Colorado Adventure 2018 | Tuesday, August 7, 2018
After going to bed early on Monday evening I actually slept very well overnight and was wide awake when my alarm went off at 3:30am so I could get an alpine start this morning. I had a quick breakfast and then drove a short distance to the Missouri Gulch Trailhead and was on the trail by 4:00am by the light of my headlamp. The stars above were bright and there was a sliver of the moon just barely visible through the canopy of trees above as I climbed the trail up Missouri Gulch. It was very humid out when I first started hiking but it got progressively colder the higher I climbed. I actually ended up putting my gloves on for a while when I got above treeline before the sun came up. To be honest, when I started this hike I wasn’t very sure if I was in good enough shape to make it to both Mount Belford and Mount Oxford since it would be a long hike with a lot of elevation gain, but I at least hoped I’d make it up to Mount Belford and then would decide what to do when I got up there based on the weather and how I was feeling.
A touch of alpenglow on Missouri Mountain as I hiked above treeline in Missouri Gulch.
Looking back down Missouri Gulch to Mount Hope (13,933) and Quail Mountain (13,461) as I hiked up the many switchbacks on the steep Northwest Ridge of Mount Belford.
A touch of light across Missouri Gulch as I climbed one of the many short switchbacks on this trail.
Sunrise on Missouri Mountain (14,067), which is currently my nemesis since it is the only 14er that I have attempted but did not reach the summit! I will be back to try again from Pine Creek someday.
As I climbed higher up the ridge I got a hazy view over to La Plata Peak (14,336), which was definitely one of my favorite climbs in the Sawatch Range. As the sun came up I could tell that there was a lot of smoke in the atmosphere again this morning.
I was also treated to a smoky view over Elkhead Pass to Missouri Basin and Emerald Peak (13,904).
Smoky layers of mountain peaks.
As I neared the summit of Mount Belford, I could see that there were some low clouds filling the Arkansas River Valley in the distance.
A view from the summit of Mount Belford (14,197) toward the Missouri Basin. Huron Peak (14,003) is visible over on the right side over Missouri Mountain.
The Mount Belford benchmark.
Even though I was moving slow on this climb, I was feeling pretty good when I reached the summit of Mount Belford and the sky was still completely clear. I couldn’t get signal on my phone, so I couldn’t check the current weather forecast, but the day before it wasn’t calling for any storms today. Based on this information, I decided to carry on and hike over to Mount Oxford which was another mile and a half away with around 700 feet of elevation again, plus I would have to return over Mount Belford again on the way back.

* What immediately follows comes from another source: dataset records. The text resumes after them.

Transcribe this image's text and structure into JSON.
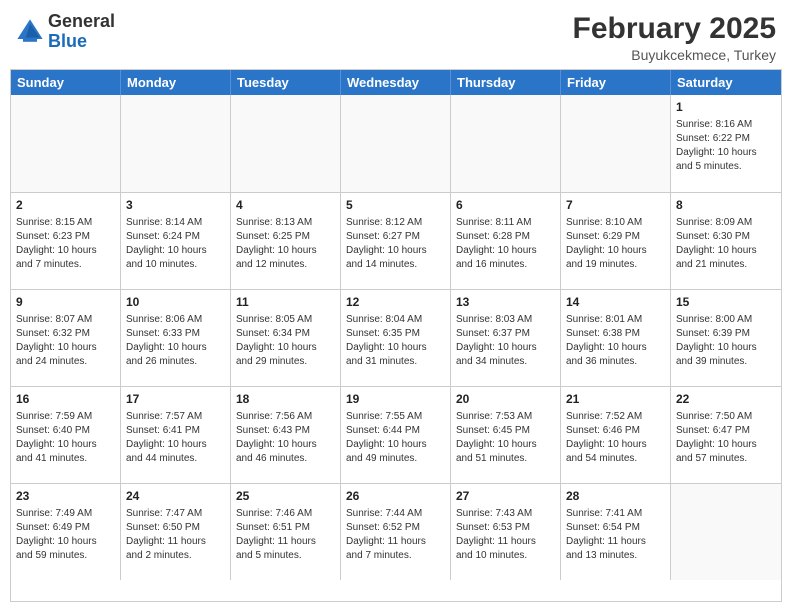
{
  "header": {
    "logo_general": "General",
    "logo_blue": "Blue",
    "month_year": "February 2025",
    "location": "Buyukcekmece, Turkey"
  },
  "weekdays": [
    "Sunday",
    "Monday",
    "Tuesday",
    "Wednesday",
    "Thursday",
    "Friday",
    "Saturday"
  ],
  "rows": [
    [
      {
        "day": "",
        "info": ""
      },
      {
        "day": "",
        "info": ""
      },
      {
        "day": "",
        "info": ""
      },
      {
        "day": "",
        "info": ""
      },
      {
        "day": "",
        "info": ""
      },
      {
        "day": "",
        "info": ""
      },
      {
        "day": "1",
        "info": "Sunrise: 8:16 AM\nSunset: 6:22 PM\nDaylight: 10 hours\nand 5 minutes."
      }
    ],
    [
      {
        "day": "2",
        "info": "Sunrise: 8:15 AM\nSunset: 6:23 PM\nDaylight: 10 hours\nand 7 minutes."
      },
      {
        "day": "3",
        "info": "Sunrise: 8:14 AM\nSunset: 6:24 PM\nDaylight: 10 hours\nand 10 minutes."
      },
      {
        "day": "4",
        "info": "Sunrise: 8:13 AM\nSunset: 6:25 PM\nDaylight: 10 hours\nand 12 minutes."
      },
      {
        "day": "5",
        "info": "Sunrise: 8:12 AM\nSunset: 6:27 PM\nDaylight: 10 hours\nand 14 minutes."
      },
      {
        "day": "6",
        "info": "Sunrise: 8:11 AM\nSunset: 6:28 PM\nDaylight: 10 hours\nand 16 minutes."
      },
      {
        "day": "7",
        "info": "Sunrise: 8:10 AM\nSunset: 6:29 PM\nDaylight: 10 hours\nand 19 minutes."
      },
      {
        "day": "8",
        "info": "Sunrise: 8:09 AM\nSunset: 6:30 PM\nDaylight: 10 hours\nand 21 minutes."
      }
    ],
    [
      {
        "day": "9",
        "info": "Sunrise: 8:07 AM\nSunset: 6:32 PM\nDaylight: 10 hours\nand 24 minutes."
      },
      {
        "day": "10",
        "info": "Sunrise: 8:06 AM\nSunset: 6:33 PM\nDaylight: 10 hours\nand 26 minutes."
      },
      {
        "day": "11",
        "info": "Sunrise: 8:05 AM\nSunset: 6:34 PM\nDaylight: 10 hours\nand 29 minutes."
      },
      {
        "day": "12",
        "info": "Sunrise: 8:04 AM\nSunset: 6:35 PM\nDaylight: 10 hours\nand 31 minutes."
      },
      {
        "day": "13",
        "info": "Sunrise: 8:03 AM\nSunset: 6:37 PM\nDaylight: 10 hours\nand 34 minutes."
      },
      {
        "day": "14",
        "info": "Sunrise: 8:01 AM\nSunset: 6:38 PM\nDaylight: 10 hours\nand 36 minutes."
      },
      {
        "day": "15",
        "info": "Sunrise: 8:00 AM\nSunset: 6:39 PM\nDaylight: 10 hours\nand 39 minutes."
      }
    ],
    [
      {
        "day": "16",
        "info": "Sunrise: 7:59 AM\nSunset: 6:40 PM\nDaylight: 10 hours\nand 41 minutes."
      },
      {
        "day": "17",
        "info": "Sunrise: 7:57 AM\nSunset: 6:41 PM\nDaylight: 10 hours\nand 44 minutes."
      },
      {
        "day": "18",
        "info": "Sunrise: 7:56 AM\nSunset: 6:43 PM\nDaylight: 10 hours\nand 46 minutes."
      },
      {
        "day": "19",
        "info": "Sunrise: 7:55 AM\nSunset: 6:44 PM\nDaylight: 10 hours\nand 49 minutes."
      },
      {
        "day": "20",
        "info": "Sunrise: 7:53 AM\nSunset: 6:45 PM\nDaylight: 10 hours\nand 51 minutes."
      },
      {
        "day": "21",
        "info": "Sunrise: 7:52 AM\nSunset: 6:46 PM\nDaylight: 10 hours\nand 54 minutes."
      },
      {
        "day": "22",
        "info": "Sunrise: 7:50 AM\nSunset: 6:47 PM\nDaylight: 10 hours\nand 57 minutes."
      }
    ],
    [
      {
        "day": "23",
        "info": "Sunrise: 7:49 AM\nSunset: 6:49 PM\nDaylight: 10 hours\nand 59 minutes."
      },
      {
        "day": "24",
        "info": "Sunrise: 7:47 AM\nSunset: 6:50 PM\nDaylight: 11 hours\nand 2 minutes."
      },
      {
        "day": "25",
        "info": "Sunrise: 7:46 AM\nSunset: 6:51 PM\nDaylight: 11 hours\nand 5 minutes."
      },
      {
        "day": "26",
        "info": "Sunrise: 7:44 AM\nSunset: 6:52 PM\nDaylight: 11 hours\nand 7 minutes."
      },
      {
        "day": "27",
        "info": "Sunrise: 7:43 AM\nSunset: 6:53 PM\nDaylight: 11 hours\nand 10 minutes."
      },
      {
        "day": "28",
        "info": "Sunrise: 7:41 AM\nSunset: 6:54 PM\nDaylight: 11 hours\nand 13 minutes."
      },
      {
        "day": "",
        "info": ""
      }
    ]
  ]
}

Following the trail from the summit of Mount Belford toward the saddle on my way to Mount Oxford.
Looking back at Mount Belford (the summit is the yellowish point on the right) from the saddle between the two mountains.
A view of Mount Belford from the summit of Mount Oxford (14,153).
The benchmark on Mount Oxford.
Another view from the large flat summit of Mount Oxford with Mount Harvard (14,420) in the background on the left.
It took me about an hour to reach the summit of Mount Oxford from Mount Belford, but my legs were getting tired by this point and it ended up taking me about an hour and a half on the return trip. The weather was holding out so there were no worries about speeding up on the way back. Instead of returning the same way I had come, I made a loop by following the trail from Mount Belford to Elkhead Pass down into Missouri Gulch. Even though this was a longer route, it was not nearly as steep, so it was a bit easier.
Leaving on the trail from the summit of Mount Oxford.
Looking back to Mount Oxford during my hike back over to Mount Belford. The first few clouds of the day were just starting to appear.
A good view of Missouri Mountain and Iowa Peak (13,831) as I hiked down to Elkhead Pass.
Following the Elkhead Pass Trail back down Missouri Gulch.
Leaving the Collegiate Peaks Wilderness area just before reaching the trailhead.
By the time I reached the trailhead at 1:30pm it had been a long day and my GPS was reporting 13 miles with around 6,000 feet of elevation gain. My legs were certainly feeling it and I was surprised that I was able to make it to both summits. I hopped into my Jeep and headed to Leadville for a late lunch at High Mountain Pies and so I could hike a few easy 13ers in the Mosquito Range on Wednesday morning.